JAKARTA — Direktur Political and Public Policy Studies (P3S), Dr. Jerry Massie, MA, Ph.D, menilai perbandingan kekuatan militer antara Amerika Serikat dan Iran sangat timpang dan dapat diibaratkan “langit dan bumi”.
Menurut Jerry, dari sisi anggaran pertahanan saja perbedaannya sangat signifikan. Amerika Serikat mengalokasikan anggaran militer sekitar US$895 miliar per tahun, sementara Iran berada di kisaran belasan miliar dolar AS.
“Secara kuantitatif dan teknologi, kekuatan militer Amerika jauh di atas Iran. Baik dari jumlah pesawat tempur, kapal induk, hingga sistem pertahanan rudal,” ujar Jerry dalam keterangannya, Rabu (4/3/2026).
Ia mencontohkan keberadaan pesawat pembom siluman seperti Northrop B-2 Spirit serta jet tempur generasi kelima Lockheed Martin F-22 Raptor yang dinilai memiliki keunggulan signifikan dalam teknologi siluman dan daya hancur.
Selain itu, Amerika Serikat juga memiliki kapal induk kelas dunia seperti USS Gerald R. Ford dan USS Abraham Lincoln yang mampu membawa ribuan personel serta puluhan pesawat tempur dalam satu armada tempur.
“Dari sisi alutsista dan proyeksi kekuatan, Iran akan menghadapi tantangan besar jika berhadapan langsung dalam perang terbuka,” katanya.
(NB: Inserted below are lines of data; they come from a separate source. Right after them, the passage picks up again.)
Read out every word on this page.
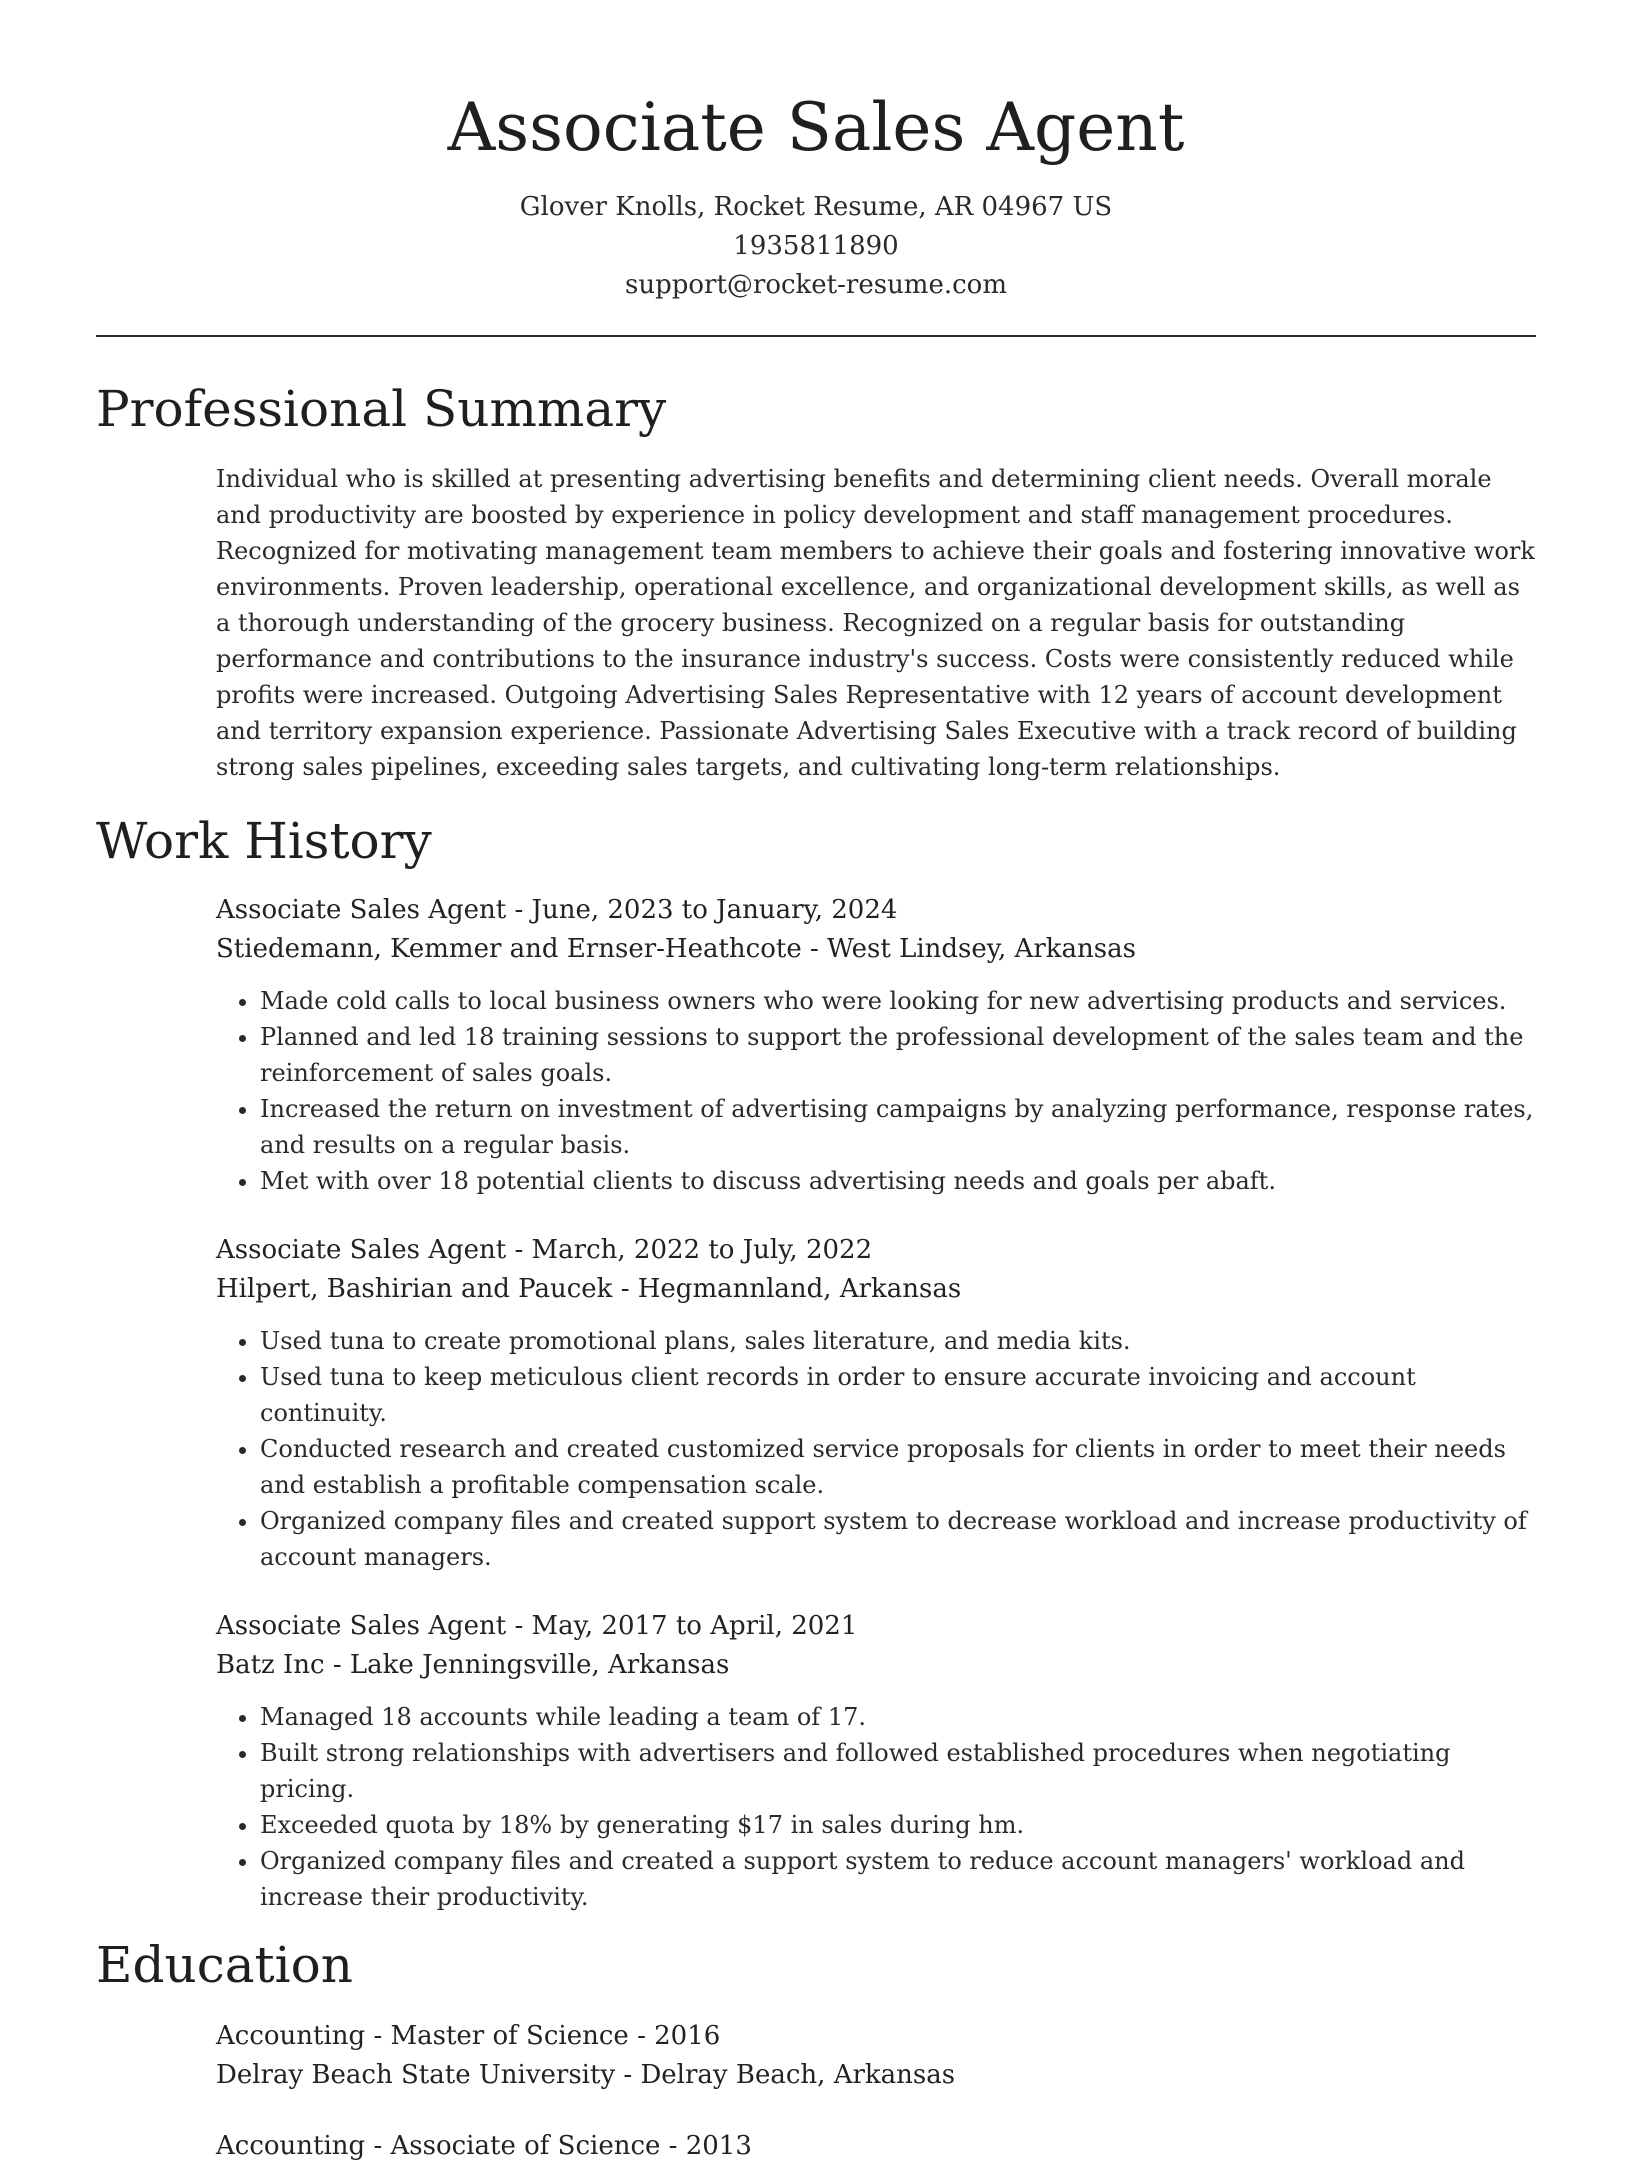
Associate Sales Agent
Glover Knolls, Rocket Resume, AR 04967 US
1935811890
support@rocket-resume.com
Professional Summary
Individual who is skilled at presenting advertising benefits and determining client needs. Overall morale and productivity are boosted by experience in policy development and staff management procedures. Recognized for motivating management team members to achieve their goals and fostering innovative work environments. Proven leadership, operational excellence, and organizational development skills, as well as a thorough understanding of the grocery business. Recognized on a regular basis for outstanding performance and contributions to the insurance industry's success. Costs were consistently reduced while profits were increased. Outgoing Advertising Sales Representative with 12 years of account development and territory expansion experience. Passionate Advertising Sales Executive with a track record of building strong sales pipelines, exceeding sales targets, and cultivating long-term relationships.
Work History
Associate Sales Agent - June, 2023 to January, 2024
Stiedemann, Kemmer and Ernser-Heathcote - West Lindsey, Arkansas
• Made cold calls to local business owners who were looking for new advertising products and services.
• Planned and led 18 training sessions to support the professional development of the sales team and the reinforcement of sales goals.
• Increased the return on investment of advertising campaigns by analyzing performance, response rates, and results on a regular basis.
• Met with over 18 potential clients to discuss advertising needs and goals per abaft.
Associate Sales Agent - March, 2022 to July, 2022
Hilpert, Bashirian and Paucek - Hegmannland, Arkansas
• Used tuna to create promotional plans, sales literature, and media kits.
• Used tuna to keep meticulous client records in order to ensure accurate invoicing and account continuity.
• Conducted research and created customized service proposals for clients in order to meet their needs and establish a profitable compensation scale.
• Organized company files and created support system to decrease workload and increase productivity of account managers.
Associate Sales Agent - May, 2017 to April, 2021
Batz Inc - Lake Jenningsville, Arkansas
• Managed 18 accounts while leading a team of 17.
• Built strong relationships with advertisers and followed established procedures when negotiating pricing.
• Exceeded quota by 18% by generating $17 in sales during hm.
• Organized company files and created a support system to reduce account managers' workload and increase their productivity.
Education
Accounting - Master of Science - 2016
Delray Beach State University - Delray Beach, Arkansas
Accounting - Associate of Science - 2013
Meski demikian, Jerry mengingatkan bahwa konflik tidak hanya ditentukan oleh kekuatan militer konvensional. Ia menilai eskalasi dapat meluas apabila negara besar lain seperti Rusia atau China ikut terlibat secara langsung.
“Kalau kekuatan besar masuk, maka potensi konflik regional bisa berubah menjadi krisis global,” ujarnya.
Namun sejauh ini, menurut dia, belum terlihat indikasi keterlibatan militer langsung dari negara-negara tersebut dalam konflik terbuka.
Jerry juga menilai faktor geopolitik dan energi tidak bisa diabaikan. Kawasan Teluk, termasuk jalur strategis seperti Selat Hormuz, merupakan jalur vital distribusi minyak dunia.
“Selama kepentingan energi dan keamanan regional menjadi taruhan, konflik ini akan terus memiliki dimensi strategis yang kompleks,” katanya.
Jerry menekankan bahwa meskipun perbandingan kekuatan terlihat timpang, dinamika perang modern tidak hanya ditentukan oleh angka dan anggaran, tetapi juga strategi, aliansi, serta stabilitas domestik masing-masing negara.
“Superioritas militer tidak selalu menjamin kemenangan cepat. Faktor diplomasi dan tekanan internasional juga sangat menentukan,” tutupnya.